“Terme di Stabia” un marchio in svendita e un’asta ormai andata deserta. La seconda prova per testare la presenza di acquirenti interessati sarà il 23 gennaio quando potrebbe farsi avanti, comprando un brand collegato alla storia di Castellammare di Stabia, un investitore disposto a spendere 86 mila euro. Il 25% di quanto era stato stimato in prima battuta il 30 novembre scorso. La decisione di mettere all’asta il nome, che fa risalire le sue origini ai Borbone, è stata del curatore fallimentare della società di gestione “Terme di Stabia spa” Massimo Sequino.
Inizialmente secondo lo stimatore, la commercialista Paola Mazza, questo marchio aveva un valore di 114.848,58 euro. Su questa base d’asta era stata indetta la gara per il 30 novembre, davanti al Giudice Francesco Abete, presidente della sezione fallimentare del Tribunale di Torre Annunziata.
In Tribunale, però, non si è presentato nessun compratore. Un primo test del mercato diventato un flop. Un tentativo di fare cassa per rientrare anche di quanto l’azienda fallita nel 2015 è costata anche di recente per un concordato, che ha determinato anche la necessità da parte del comune stabiese di subentrare per rientrare delle perdite su vecchi contenziosi andati avanti per anni.

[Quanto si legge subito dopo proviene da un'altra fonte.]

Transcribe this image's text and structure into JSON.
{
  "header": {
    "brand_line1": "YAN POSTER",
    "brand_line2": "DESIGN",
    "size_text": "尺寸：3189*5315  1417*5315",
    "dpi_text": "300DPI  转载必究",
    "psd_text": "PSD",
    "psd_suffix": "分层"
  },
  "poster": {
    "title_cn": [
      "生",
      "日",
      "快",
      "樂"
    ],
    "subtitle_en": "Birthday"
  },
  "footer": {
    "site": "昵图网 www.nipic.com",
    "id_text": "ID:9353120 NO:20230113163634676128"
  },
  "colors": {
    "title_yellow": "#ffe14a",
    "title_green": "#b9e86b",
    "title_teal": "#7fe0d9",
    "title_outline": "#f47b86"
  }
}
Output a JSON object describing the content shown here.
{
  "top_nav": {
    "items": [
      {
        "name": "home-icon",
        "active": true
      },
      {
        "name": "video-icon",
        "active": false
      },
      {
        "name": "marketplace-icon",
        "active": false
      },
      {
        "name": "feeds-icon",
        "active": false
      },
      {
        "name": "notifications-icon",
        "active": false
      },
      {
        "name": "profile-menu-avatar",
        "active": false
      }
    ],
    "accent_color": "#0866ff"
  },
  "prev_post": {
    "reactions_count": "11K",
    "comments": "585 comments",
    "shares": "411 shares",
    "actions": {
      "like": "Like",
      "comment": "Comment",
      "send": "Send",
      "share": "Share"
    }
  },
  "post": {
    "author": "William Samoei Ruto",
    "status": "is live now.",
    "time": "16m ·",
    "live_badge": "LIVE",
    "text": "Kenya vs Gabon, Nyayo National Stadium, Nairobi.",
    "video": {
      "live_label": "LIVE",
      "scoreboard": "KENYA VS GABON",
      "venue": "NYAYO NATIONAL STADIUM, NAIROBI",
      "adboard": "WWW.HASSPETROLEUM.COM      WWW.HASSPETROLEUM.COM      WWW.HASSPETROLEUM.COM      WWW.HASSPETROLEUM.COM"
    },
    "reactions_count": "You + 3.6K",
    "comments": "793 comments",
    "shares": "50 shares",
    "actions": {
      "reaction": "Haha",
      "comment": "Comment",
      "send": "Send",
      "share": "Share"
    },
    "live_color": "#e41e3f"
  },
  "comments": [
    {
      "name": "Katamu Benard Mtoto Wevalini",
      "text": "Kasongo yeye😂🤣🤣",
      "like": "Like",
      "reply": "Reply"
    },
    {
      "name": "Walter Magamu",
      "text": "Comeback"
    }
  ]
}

E ora tocca di nuovo al Comune di Castellammare dovere decidere se tornare ad investire risorse pubbliche per eliminare il rischio che il brand venga acquistato da privati, magari proprietari di un centro massaggi o di una linea cosmetica interessati al brand. “Ci rifletteremo”, ha detto il commissario Raffaele Cannizzaro che al tentativo di risolvere i nodi ereditati dal passato sul caso Terme ha destinato già molte energie e soldi pubblici.
Sono i Democratici e progressisti a chiedere a Cannizzaro di farsi avanti. “Il 23 gennaio, tra pochi giorni, si terrà la nuova udienza per la vendita del nostro marchio, noi pensiamo che sia indispensabile che il Comune presenti l’offerta per evitare che, il marchio, in mano a privati, possa essere usato per le più diverse attività”, scrive il portavoce Raffaele Aponte.
“Quello delle Nuove Terme è un marchio importante sia per completare con quest’ulteriore tassello le iniziative in atto per l’imbottigliamento e quella per la riapertura delle Antiche Terme, che per ipotizzare soluzioni, ne dovrà discutere la città, per rilanciare l’area di proprietà del Comune del Parco dei Cigni, della mescita e del Centro Congressi”, continua il documento.
E infatti comunque è solo il Comune oggi ad avere l’interesse di tenere in mano pubblica il nome “Terme di Stabia” abbinandolo al Parco se al centro congressi nella zona collinare tornati di competenza dell’ente locale.
Il resto del complesso del Solaro, invece, è stato acquistato dalla Regione Campania per farne un ospedale. Il marchio, però, per il comune non significa solo mettere in cassaforte un’identità che ha un valore per gli stabiesi. In campo c’è anche la necessità di abbinarlo alla riapertura dello stabilimento delle Antiche Terme che, nel centro storico della città, rappresenteranno l’unica possibilità di rilancio del termalismo di Castellammare al termine di una ristrutturazione con un investimento di 12 milioni di euro. E la commissione al governo ancora fino al ritorno alle urne della prossima primavera ha una ventina di giorni per pensarci. “Ci rifletteremo”, ripete laconicamente il prefetto Cannizzaro.